Title:Complementarity in Genuine Nonlocality: A device independent outlook

Abstract:The notion of complementarity or mutually exclusiveness of physical processes has always been of keen interest to the physicists whether it came from the realms of quantum mechanical processes or it arose from the information processing tasks associated with quantum information theory. In this work we show that there exists a complementary relationship in terms of the genuine non-locality as a principle between a system and its subsystems. Our approach to this problem is a device independent approach which works irrespective of any theoretical setting. We consider Svetlichny games in a multiparty binary input and output scenario with a threshold value of the winning probability as a signature of genuine multiparty non locality.

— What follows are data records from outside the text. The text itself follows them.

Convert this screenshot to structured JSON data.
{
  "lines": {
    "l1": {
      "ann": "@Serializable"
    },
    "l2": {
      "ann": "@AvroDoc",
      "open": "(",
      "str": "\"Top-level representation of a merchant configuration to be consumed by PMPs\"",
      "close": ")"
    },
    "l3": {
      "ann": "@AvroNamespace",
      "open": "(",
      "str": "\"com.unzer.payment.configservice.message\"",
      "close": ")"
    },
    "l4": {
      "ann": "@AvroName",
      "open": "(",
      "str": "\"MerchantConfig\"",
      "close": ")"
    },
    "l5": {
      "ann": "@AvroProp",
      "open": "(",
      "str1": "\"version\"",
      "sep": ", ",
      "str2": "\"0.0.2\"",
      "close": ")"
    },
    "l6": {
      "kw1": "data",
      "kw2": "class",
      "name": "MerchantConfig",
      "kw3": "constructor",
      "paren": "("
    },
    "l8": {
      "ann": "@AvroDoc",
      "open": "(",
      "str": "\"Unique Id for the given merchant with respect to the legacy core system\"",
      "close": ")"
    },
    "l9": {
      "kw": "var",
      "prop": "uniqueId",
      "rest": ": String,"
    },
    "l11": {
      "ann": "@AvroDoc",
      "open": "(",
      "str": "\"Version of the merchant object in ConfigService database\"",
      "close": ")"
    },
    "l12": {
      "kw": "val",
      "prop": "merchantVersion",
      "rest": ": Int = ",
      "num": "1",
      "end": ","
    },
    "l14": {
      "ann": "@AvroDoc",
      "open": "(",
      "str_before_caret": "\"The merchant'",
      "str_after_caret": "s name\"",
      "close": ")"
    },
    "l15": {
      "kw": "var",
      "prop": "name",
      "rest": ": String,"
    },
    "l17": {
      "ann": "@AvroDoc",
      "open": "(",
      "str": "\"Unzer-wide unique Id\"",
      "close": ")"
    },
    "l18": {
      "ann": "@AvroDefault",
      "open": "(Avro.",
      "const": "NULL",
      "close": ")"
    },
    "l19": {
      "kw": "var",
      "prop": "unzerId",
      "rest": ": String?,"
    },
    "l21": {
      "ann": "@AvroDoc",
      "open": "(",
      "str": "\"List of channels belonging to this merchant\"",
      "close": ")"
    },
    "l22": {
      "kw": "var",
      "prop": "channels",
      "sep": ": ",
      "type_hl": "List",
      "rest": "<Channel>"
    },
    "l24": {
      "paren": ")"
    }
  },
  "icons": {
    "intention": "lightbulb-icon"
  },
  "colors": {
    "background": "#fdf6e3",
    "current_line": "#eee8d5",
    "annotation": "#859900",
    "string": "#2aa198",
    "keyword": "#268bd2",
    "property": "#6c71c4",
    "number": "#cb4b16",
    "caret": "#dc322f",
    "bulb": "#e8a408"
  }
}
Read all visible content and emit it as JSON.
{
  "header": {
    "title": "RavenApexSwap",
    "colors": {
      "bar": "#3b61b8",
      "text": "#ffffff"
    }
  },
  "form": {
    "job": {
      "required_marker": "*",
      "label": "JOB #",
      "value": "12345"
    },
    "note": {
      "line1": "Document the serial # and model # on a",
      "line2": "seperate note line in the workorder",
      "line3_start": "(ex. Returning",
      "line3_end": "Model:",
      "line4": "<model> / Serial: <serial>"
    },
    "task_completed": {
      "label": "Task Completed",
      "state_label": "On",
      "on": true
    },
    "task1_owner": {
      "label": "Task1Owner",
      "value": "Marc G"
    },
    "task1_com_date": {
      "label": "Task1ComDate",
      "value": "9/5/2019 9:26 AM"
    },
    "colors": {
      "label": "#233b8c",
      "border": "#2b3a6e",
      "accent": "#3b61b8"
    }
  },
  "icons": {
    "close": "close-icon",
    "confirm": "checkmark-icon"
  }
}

We analytically show that, in the Svetlichny games setup, there exists complementary relations between Svetlichny correlations of $n$ party and Svetlichny correlations of $k\leq n$ parties within the no-signaling framework. In other words, in general non local theories, the genuine multiparty non locality for multiparty systems comes at the price of upper bounding the genuine multiparty non locality of the reduced subsystem. In addition to Svetlichny games we consider many other non local games like Mermin games, Bancal \emph{et al's} IP, Guess Your Neighbors Input game and provide numerical findings ( in case of no-signaling and quantum correlations ) in support of our main result.